Boyd had to cough to say, “Never better.”
Sam excused himself and went to the kitchen.
“Have a seat, if you would,” Cecelia said, returning to the settee. “This is an unexpected treat. You don’t usually pay me a visit so early in the day.”
“It’s this outlaw business,” Boyd confessed as he roosted. “I just wanted to get away for a while.”
“And I am your excuse?” Cecelia teased.
“You’re a lot more than that.”
“I hope so,” Cecelia said. “After the other night on the porch.”
Boyd coughed a second time. He was comfortable around her except when it came to that. Or, rather, talking about it. “You have awful sweet lips.”
“Why, Boyd Cooper, my blushes,” Cecelia said, and laughed.
Boyd was sure he was blushing himself. To get her off that track, he mentioned how Deputy Mitchell was improving, and that Harvey Dale wanted to track the outlaws to their lair.
“Do you think he can?” Cecelia asked.
“If anyone, could, it’s Harve,” Boyd said. “He’s the best at readin’ sign I’ve ever come across.”
“Then perhaps you should let him. It would be wonderful to rid the territory of those evil men, don’t you think?”
Boyd couldn’t agree more, and said so.
“I only ask that when it comes to confronting them, you be careful. I’ve grown quite fond of you, Boyd Cooper, and it would distress me greatly if something were to happen to you.”

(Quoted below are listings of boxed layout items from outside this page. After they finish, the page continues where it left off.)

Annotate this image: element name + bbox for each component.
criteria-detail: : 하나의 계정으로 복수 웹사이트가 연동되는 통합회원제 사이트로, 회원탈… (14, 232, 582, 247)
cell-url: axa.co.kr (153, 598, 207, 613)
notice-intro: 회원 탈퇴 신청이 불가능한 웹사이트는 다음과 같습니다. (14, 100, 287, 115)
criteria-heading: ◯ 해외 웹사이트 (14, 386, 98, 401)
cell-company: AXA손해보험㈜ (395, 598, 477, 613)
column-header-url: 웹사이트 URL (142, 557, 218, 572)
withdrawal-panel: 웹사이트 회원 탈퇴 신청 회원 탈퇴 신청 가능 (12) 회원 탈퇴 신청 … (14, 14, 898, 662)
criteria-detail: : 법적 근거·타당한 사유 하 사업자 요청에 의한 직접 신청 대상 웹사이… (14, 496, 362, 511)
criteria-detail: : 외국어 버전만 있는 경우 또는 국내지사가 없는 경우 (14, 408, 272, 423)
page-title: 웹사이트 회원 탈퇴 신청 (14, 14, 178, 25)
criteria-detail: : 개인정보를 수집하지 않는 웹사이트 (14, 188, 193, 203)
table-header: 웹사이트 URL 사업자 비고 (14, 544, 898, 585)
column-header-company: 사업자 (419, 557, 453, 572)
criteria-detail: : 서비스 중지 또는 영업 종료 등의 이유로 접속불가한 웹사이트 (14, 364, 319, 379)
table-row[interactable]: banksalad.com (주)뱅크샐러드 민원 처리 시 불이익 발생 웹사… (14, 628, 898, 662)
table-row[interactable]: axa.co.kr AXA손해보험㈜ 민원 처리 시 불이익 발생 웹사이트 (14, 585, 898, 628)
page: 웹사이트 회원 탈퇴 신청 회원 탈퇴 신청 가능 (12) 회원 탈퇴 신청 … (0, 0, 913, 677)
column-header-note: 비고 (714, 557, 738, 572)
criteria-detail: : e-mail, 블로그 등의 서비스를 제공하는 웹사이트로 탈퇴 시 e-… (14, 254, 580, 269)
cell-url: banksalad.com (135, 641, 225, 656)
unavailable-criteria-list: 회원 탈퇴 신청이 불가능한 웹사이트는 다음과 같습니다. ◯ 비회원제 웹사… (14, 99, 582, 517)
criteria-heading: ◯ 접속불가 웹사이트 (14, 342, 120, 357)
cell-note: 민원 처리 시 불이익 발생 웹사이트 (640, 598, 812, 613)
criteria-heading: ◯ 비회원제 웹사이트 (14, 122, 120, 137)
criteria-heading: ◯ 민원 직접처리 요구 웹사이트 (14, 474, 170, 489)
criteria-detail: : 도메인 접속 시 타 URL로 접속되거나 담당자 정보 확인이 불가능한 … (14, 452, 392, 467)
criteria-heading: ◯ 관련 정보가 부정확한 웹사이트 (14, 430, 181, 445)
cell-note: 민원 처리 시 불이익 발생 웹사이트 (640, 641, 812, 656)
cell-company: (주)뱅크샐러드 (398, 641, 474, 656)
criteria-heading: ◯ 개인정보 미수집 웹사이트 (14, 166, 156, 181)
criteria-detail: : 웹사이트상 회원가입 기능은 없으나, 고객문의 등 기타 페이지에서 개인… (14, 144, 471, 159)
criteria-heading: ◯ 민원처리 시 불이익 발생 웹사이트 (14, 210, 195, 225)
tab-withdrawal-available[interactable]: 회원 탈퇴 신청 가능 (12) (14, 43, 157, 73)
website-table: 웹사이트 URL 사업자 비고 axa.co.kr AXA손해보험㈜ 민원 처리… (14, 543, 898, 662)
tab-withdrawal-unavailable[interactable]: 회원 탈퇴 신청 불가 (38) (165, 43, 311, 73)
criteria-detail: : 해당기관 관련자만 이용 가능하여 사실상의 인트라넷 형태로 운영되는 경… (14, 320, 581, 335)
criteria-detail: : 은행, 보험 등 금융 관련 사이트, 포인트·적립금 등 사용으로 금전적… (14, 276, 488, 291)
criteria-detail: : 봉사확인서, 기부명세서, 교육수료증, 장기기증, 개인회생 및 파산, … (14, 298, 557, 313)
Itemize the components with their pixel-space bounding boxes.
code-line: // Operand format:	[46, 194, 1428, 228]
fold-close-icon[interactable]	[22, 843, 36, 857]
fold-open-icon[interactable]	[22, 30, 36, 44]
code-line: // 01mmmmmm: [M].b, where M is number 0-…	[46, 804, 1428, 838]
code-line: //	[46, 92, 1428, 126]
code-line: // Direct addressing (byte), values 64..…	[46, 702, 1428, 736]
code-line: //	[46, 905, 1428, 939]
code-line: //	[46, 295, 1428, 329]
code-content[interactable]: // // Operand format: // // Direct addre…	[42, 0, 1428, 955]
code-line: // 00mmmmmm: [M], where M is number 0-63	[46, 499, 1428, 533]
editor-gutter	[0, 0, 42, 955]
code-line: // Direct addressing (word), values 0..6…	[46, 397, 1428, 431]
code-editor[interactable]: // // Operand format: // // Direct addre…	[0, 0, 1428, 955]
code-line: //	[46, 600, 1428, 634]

“I am bein’ careful,” Boyd assured her, and he went on to tell how he thought he’d been followed, and his ruse to catch the man at it.
Cecelia’s brow puckered. “You say this rider disappeared?”
Boyd nodded. “He probably guessed what I was up to and went into the trees. Searchin’ for him would have been pointless. I’m not the tracker Dale is.”
“So you came on here?”
“Where else?” Boyd said, and grinned.
“You don’t see it, do you?”
“See what?” Boyd said.
“If he was still following you, you led him right to our farm.”
“The outlaws aren’t after Sam or you.” Boyd sought to put any unease she felt at rest. “They’re after me.” But even as he said it, he felt an unease of his own. He remembered that other time he thought he’d been followed. Nothing ever came of it, but that it had happened again was worrisome.
“I suppose you’re right,” Cecelia said. “They would be foolish to harm a woman. It would cause a public outrage. But I worry about Sam. He was with you that day Larner was shot.”